In this example, we will not specify any additional constraints in the fourth section of the structural constraint interface, and we can click Perform Bayesian network modeling on the upper left corner of the page. The figure below shows the network with the model average network of the 1000 highest scoring networks and this network is available here. Genotype directly influences two of the genes (Gene1 and Gene3), and two of the genes (Gene2 and Gene3) directly influence the Phenotype. In this case, although we did not prevent the Genotype from directly influencing the Phenotype, the highest scoring networks did not include this directed edge. The right side of the figure shows the predictions of the network with Genotype=1 used as evidence. If Genotype is known to be in state 1, the values of all other variables in the network are expected to decrease compared to the distributions learned using all phenotypes. A more complete description of using BNW to make predictions with network models can be found in a separate tutorial.


2. A genetic network with multiple genotypes and cis- and trans-regulated genes.

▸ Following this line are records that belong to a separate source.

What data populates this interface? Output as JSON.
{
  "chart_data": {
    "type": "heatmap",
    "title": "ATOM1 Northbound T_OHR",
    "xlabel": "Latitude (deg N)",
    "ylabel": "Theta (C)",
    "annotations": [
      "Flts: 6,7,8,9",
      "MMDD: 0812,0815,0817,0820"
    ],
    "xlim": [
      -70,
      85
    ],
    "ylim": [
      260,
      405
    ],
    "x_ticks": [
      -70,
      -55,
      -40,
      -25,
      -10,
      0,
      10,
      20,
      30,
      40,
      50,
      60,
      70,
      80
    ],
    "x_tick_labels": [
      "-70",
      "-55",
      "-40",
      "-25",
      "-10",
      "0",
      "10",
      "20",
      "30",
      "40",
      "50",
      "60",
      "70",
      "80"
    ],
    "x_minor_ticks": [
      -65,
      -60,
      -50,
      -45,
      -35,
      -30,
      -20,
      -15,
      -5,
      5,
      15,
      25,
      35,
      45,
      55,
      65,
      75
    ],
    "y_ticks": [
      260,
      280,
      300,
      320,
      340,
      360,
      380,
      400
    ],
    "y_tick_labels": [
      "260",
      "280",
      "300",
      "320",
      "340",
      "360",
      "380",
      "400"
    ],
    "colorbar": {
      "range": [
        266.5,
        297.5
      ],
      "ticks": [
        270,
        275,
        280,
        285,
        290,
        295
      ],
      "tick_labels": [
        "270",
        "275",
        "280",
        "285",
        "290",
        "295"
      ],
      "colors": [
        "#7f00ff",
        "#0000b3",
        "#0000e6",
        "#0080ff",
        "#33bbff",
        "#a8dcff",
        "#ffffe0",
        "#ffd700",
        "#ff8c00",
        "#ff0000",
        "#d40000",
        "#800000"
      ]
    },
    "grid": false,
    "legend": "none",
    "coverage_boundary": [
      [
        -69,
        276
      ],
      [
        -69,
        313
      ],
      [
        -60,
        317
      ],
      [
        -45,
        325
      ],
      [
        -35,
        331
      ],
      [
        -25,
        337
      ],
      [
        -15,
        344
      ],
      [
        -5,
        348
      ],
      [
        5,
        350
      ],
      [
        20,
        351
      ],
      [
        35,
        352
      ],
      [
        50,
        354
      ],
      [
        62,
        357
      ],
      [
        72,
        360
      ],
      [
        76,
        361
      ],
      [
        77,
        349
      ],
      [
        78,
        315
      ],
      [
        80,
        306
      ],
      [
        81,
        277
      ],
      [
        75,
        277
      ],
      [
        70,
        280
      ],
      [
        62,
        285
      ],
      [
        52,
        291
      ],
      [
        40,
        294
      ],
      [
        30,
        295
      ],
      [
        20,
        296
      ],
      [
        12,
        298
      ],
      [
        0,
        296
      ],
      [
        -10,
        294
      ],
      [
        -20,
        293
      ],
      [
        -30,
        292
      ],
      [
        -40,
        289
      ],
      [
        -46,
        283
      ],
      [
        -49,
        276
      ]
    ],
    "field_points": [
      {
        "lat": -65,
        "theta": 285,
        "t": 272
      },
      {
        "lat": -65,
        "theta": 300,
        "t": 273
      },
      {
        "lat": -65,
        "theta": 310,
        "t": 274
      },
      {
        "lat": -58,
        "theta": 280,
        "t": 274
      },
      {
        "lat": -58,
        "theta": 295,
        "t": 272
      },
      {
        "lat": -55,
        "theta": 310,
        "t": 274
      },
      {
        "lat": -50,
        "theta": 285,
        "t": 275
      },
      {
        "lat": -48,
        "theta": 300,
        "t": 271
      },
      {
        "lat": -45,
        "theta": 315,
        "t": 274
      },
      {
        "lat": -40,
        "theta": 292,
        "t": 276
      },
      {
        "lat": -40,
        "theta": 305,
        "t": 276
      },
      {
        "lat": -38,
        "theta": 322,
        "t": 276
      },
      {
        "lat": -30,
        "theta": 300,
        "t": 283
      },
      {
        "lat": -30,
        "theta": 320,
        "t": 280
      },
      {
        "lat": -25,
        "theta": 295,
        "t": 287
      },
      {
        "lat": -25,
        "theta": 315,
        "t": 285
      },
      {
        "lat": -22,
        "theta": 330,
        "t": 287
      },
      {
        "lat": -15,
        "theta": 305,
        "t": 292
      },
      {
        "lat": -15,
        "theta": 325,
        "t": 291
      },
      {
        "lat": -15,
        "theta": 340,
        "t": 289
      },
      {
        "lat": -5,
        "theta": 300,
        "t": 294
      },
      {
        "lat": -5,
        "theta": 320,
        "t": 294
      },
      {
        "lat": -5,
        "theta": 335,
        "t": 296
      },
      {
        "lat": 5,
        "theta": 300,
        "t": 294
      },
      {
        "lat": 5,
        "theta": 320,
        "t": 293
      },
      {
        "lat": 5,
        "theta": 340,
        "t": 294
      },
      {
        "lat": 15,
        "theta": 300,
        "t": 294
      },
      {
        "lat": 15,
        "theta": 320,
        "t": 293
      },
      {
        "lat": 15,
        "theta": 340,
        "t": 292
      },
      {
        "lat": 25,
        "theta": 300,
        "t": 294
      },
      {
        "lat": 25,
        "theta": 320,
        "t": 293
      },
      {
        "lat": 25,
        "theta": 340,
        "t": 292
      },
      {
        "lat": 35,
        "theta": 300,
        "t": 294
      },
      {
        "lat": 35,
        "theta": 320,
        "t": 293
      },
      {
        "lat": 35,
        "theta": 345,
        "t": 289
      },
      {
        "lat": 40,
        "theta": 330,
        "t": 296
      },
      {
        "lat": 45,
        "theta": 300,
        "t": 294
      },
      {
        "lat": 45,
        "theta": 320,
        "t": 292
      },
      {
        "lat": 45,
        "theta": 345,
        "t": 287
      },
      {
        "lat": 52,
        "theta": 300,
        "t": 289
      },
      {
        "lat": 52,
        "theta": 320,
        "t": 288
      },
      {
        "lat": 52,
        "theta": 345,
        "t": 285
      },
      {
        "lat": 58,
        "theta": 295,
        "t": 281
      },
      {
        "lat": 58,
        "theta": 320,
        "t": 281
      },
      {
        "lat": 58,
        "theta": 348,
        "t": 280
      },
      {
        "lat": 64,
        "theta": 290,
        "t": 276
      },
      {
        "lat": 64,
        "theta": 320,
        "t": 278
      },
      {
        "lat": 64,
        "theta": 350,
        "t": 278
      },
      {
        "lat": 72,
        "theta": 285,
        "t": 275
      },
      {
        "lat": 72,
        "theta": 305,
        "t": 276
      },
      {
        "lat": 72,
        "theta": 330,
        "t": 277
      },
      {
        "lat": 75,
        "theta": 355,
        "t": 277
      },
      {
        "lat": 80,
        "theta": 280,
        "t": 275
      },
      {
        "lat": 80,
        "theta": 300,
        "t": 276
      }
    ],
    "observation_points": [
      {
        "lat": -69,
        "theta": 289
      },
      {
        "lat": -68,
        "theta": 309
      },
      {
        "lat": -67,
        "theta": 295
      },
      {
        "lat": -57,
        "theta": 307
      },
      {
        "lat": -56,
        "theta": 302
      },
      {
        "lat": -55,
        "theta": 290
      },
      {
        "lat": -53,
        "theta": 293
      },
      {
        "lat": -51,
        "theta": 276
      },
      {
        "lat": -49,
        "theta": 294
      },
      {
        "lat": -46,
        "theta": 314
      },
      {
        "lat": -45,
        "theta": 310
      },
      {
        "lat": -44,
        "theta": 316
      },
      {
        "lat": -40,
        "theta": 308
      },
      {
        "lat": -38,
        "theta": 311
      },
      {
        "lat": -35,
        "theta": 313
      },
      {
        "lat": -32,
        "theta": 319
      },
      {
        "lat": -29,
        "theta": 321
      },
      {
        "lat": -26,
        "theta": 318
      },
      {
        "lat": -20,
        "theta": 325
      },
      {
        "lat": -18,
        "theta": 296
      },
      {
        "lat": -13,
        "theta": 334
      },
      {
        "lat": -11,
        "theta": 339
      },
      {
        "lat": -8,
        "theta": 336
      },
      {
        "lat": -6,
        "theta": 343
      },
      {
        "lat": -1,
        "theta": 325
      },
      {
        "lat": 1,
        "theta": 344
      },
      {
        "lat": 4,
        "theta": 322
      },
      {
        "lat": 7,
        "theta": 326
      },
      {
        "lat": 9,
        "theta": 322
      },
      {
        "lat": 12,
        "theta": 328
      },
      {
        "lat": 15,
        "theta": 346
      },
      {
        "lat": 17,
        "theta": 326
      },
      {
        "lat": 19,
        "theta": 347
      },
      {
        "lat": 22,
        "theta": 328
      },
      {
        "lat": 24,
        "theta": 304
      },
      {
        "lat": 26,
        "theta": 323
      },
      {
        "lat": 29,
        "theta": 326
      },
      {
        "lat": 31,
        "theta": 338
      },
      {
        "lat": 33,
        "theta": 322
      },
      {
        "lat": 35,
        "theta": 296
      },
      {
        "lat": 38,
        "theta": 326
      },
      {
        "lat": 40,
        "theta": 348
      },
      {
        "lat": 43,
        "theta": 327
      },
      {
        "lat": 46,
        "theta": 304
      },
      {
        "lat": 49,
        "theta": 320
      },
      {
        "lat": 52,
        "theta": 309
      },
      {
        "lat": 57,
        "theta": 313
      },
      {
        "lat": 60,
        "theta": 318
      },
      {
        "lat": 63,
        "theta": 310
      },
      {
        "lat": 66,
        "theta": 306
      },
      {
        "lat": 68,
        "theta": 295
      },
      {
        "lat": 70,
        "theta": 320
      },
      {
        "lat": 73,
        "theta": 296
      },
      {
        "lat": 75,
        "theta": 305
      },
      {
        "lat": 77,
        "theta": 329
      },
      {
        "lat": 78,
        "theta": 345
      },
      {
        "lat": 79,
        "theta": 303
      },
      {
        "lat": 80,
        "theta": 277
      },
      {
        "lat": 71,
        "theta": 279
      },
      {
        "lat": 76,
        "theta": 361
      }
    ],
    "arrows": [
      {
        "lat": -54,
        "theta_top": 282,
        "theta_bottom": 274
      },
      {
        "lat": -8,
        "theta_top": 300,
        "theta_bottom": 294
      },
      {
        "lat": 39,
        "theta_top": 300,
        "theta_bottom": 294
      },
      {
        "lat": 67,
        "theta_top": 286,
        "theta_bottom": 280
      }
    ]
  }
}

In this example, we will add restrictions to a network containing 8 nodes: 2 genotype nodes (Geno1 and Geno2), 3 cis-regulated gene expression traits (cisGene1, cisGene2, and cisGene3), 2 trans-regulated gene expression traits (transGene1 and transGene2), and a phenotype (Pheno). We have four tiers of nodes (genotypes, cis-regulated genes, trans-regulated genes, and phenotype), so we have selected 4 from the dropdown menu at the top of the page and assigned the nodes to the correct tiers. We could make a more complex system of tiers that would allow us to specify which genes are regulated by which genotypes (for example, Geno1 regulates cisGene1 and transGene1, while Geno2 regulates cisGene2, cisGene3, and transGene2), but, for this example, we will use a simpler system of 4 tiers.

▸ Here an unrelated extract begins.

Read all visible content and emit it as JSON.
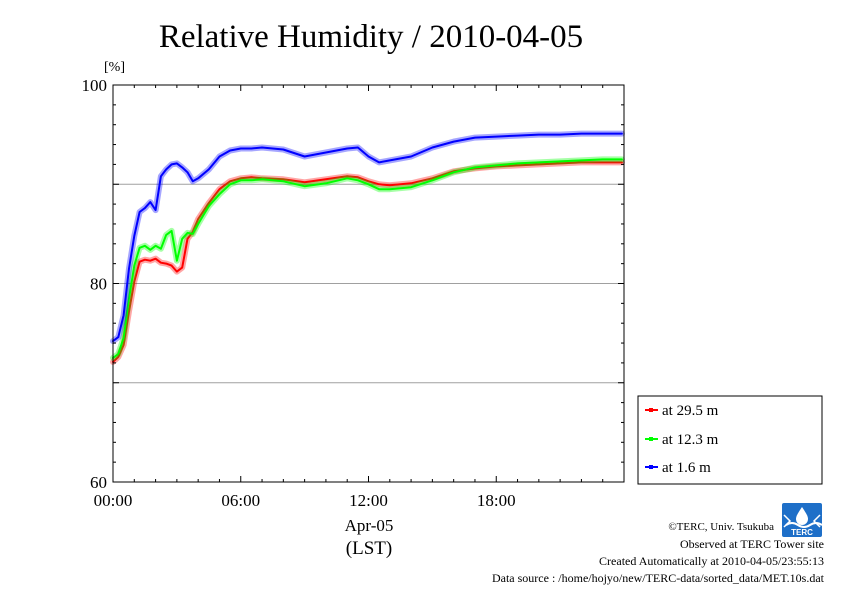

We have made one change to the default setting in the Define interactions allowed between tiers section. For Tier1, which contains the genotypes, we have selected "No" for the "Are within tier interactions allowed?", as it does not make biological sense for one genotype variation to cause the variation in another genotype in this example.

Assume that a known regulatory relationship between cisGene1 and transGene1 has been established from previous experiments. We can require that this relationship is included in the network by adding the edge list of required edges in the Specify additional constraints section.